If 2014 was a mouse, I’d let my cats kill it, and then I would, like I do with all their usual triumphs, pick it up by the tip of its tail and fling it out into the cold, dark night. Fortunately or unfortunately, it’s not any kind of mammal, but just another bundle of time nearing its expiration point. Yet when I think about this year, I land on wocrisis, near-miss, loss, death, outrage, fear, and the most challenging word of all, change.
In the last year, many family and friends experienced game-changing crises, catalyzing moves home or away, job changes, long stays in hospital rooms or short stints in triage, and a whole lot of funerals. Some of the changes or deaths were slow, full of healing, grace, pain, and release. Some were sudden and shocking. Some were utterly surprising although, in retrospect, we should have been it coming.
In my life, I’ve been slogging through the potholes of grief in the last few weeks since my friend Jerry died, and earlier this fall, six people I was a little or a little more close to left the planet. Last spring, there was a heart-shaking showdown between the union and management in my workplace, fueling a binge of insomnia for me. Some of my three children underwent big shifts in jobs, homes, relationships. My mother-in-law has been in the hospital for much of December, and the tunnel through heart issues to greater health and longer life is still very much in play. Some organizations I’m very involved in needed to rescued from the brink. And I’ve tried to be present for dear ones going through some of life’s most excruciating passages.
I’ve also had more than my share of blessing, whimsy, and laughter, including breaking my toilet, delighting in three books coming out, working in discernment and love with students at Goddard College and in workshops, and witnessing great unfoldings of beauty — in the skies, in the faces of people I meet, in the eyes of cats, dogs, and humans. I’ve traveled through Kansas and to Vermont, New York, New Jersey, Michigan (for the first time), Missouri, Oklahoma, Iowa, and three times to the Twin Cities and back.
I’ve gotten too many colds and have eaten too few dark, leafy greens. I dragged a cedar tree into the house and strung it up with lights, capping it with a decorative squirrel. I’ve cleaned the house about 41 times, and even scrubbed the laundry room once. I’ve made and consumed a lot of enchiladas, and taken many naps with cats on my chest. I’ve read some great books, including many of the novels of Ann Patchett and Amy Bloom, and also surely gotten enough sleep, one way or another. I swam many laps, walked many miles, sat many hours on my ass, and pushed/relaxed myself into deeper downward dogs. I’ve also watched a whole lof to movies, aiming for inspiration, laughs (even when wedded to stupidity), and charm.

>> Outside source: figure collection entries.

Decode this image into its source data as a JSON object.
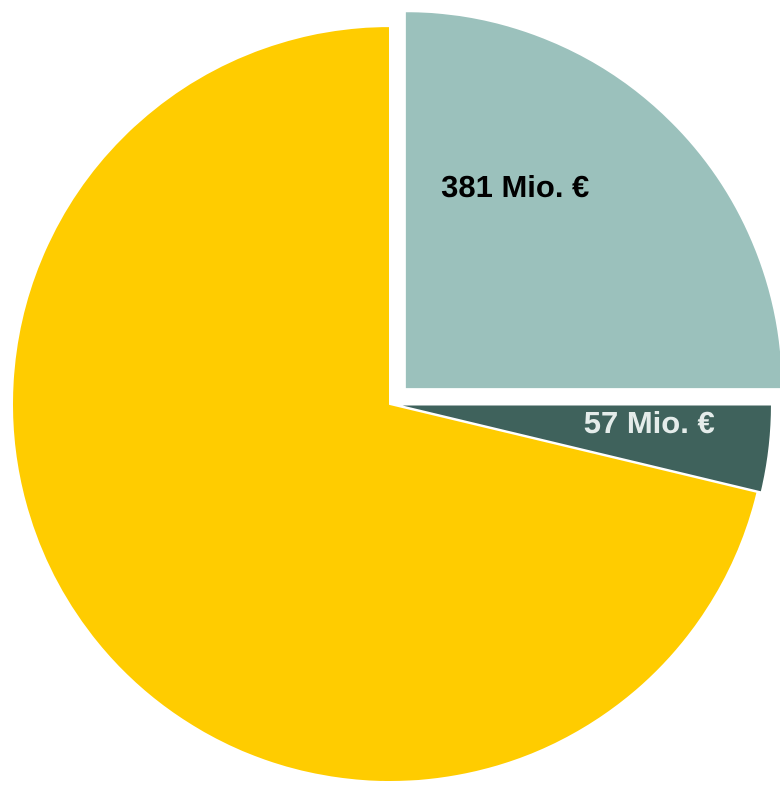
{
  "chart_data": {
    "type": "pie",
    "values": [
      381,
      57,
      1086
    ],
    "value_labels": [
      "381 Mio. €",
      "57 Mio. €",
      null
    ],
    "colors": [
      "#9bc1bc",
      "#3f625c",
      "#ffcc00"
    ],
    "label_colors": [
      "#000000",
      "#e4ecea",
      "#000000"
    ]
  }
}
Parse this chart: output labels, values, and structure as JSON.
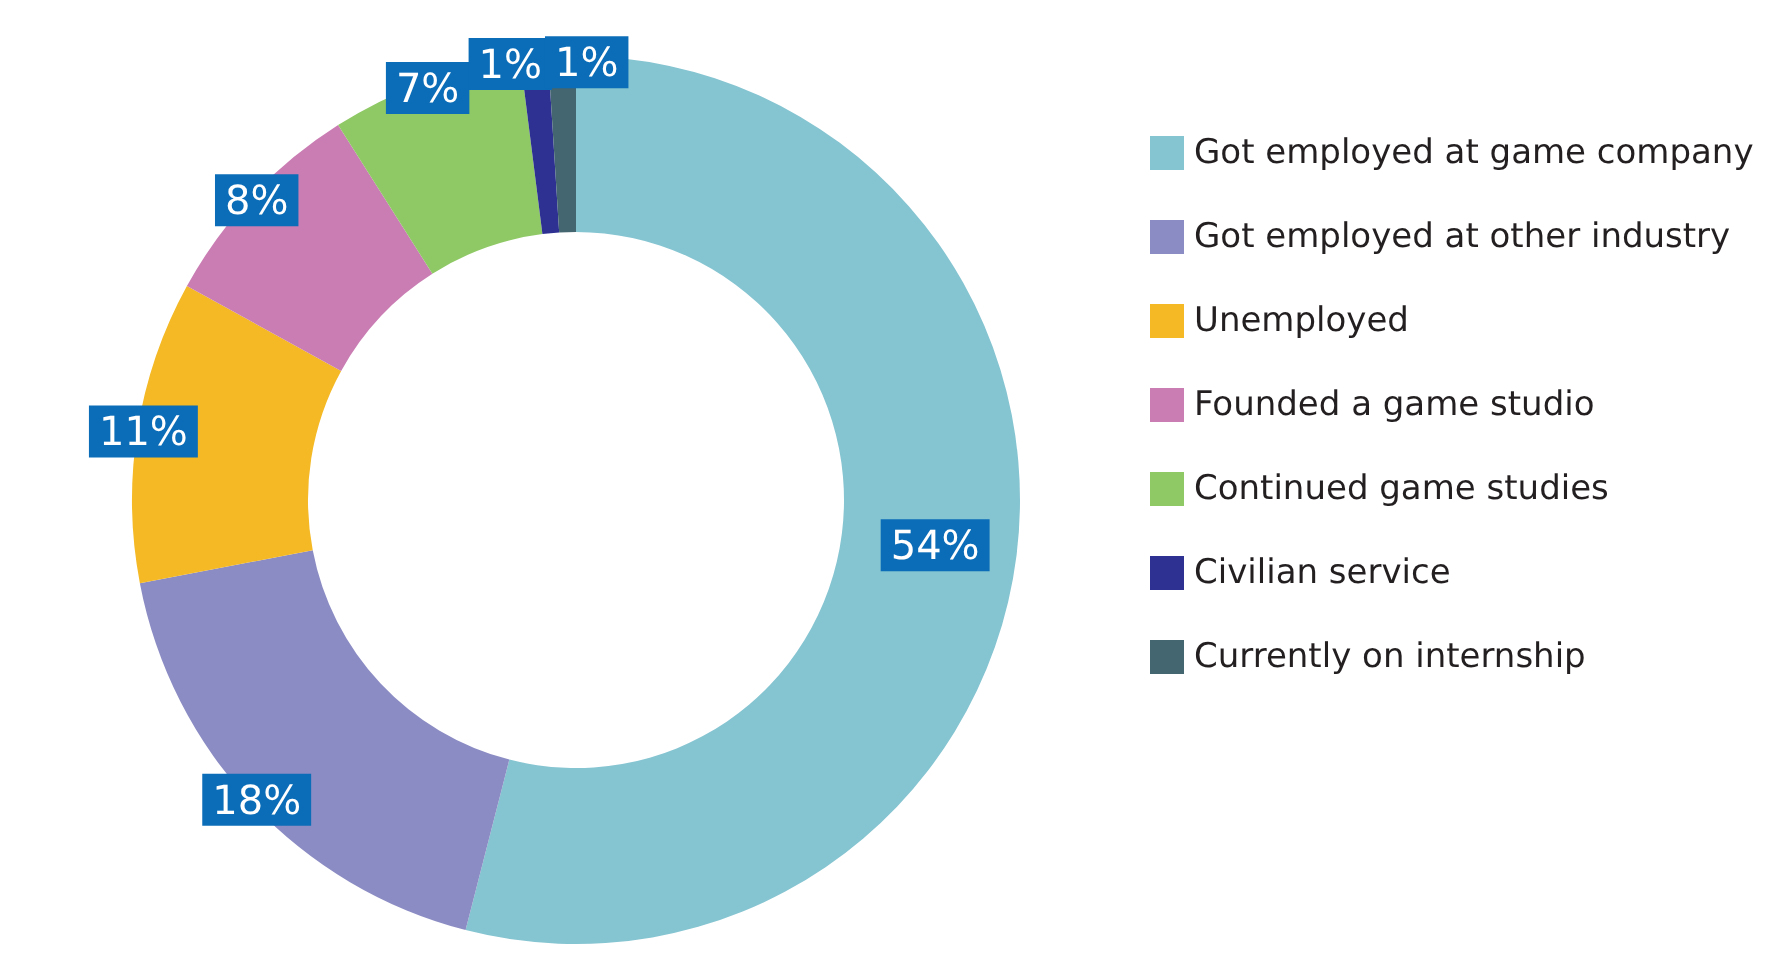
{
  "chart_data": {
    "type": "donut",
    "categories": [
      "Got employed at game company",
      "Got employed at other industry",
      "Unemployed",
      "Founded a game studio",
      "Continued game studies",
      "Civilian service",
      "Currently on internship"
    ],
    "values": [
      54,
      18,
      11,
      8,
      7,
      1,
      1
    ],
    "colors": [
      "#85c4d1",
      "#8c8cc4",
      "#f4b924",
      "#c97db3",
      "#8fc965",
      "#2e3192",
      "#436670"
    ],
    "value_labels": [
      "54%",
      "18%",
      "11%",
      "8%",
      "7%",
      "1%",
      "1%"
    ],
    "legend": "right"
  }
}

There’s no way for me to encapsulate any year, particularly this one, which often defied any single word, sentence or paragraph. So often, I’ve felt like I was climbing a roller coaster, and then holding my stomach for dear life as we plummeted down at high speed. What echoes and winds through all of it? Music, even if mostly of the wind. Attention, even and especially at the moments so hard there’s nothing left to do but focus on the immediate. Tenderness, which I keep finding trumps all else when the chips are the down, the storm is upon us, and the pain makes us want to jump out of our skin.
I come back to how the way we treat each other — no matter what is happening and particularly when it’s painful, confusing, and scary — is what matters most. We pay attention, which means listening enough to hear the music of the moment. Then we open our arms, even to whatever a year has been, and with hope, to the next year’s story.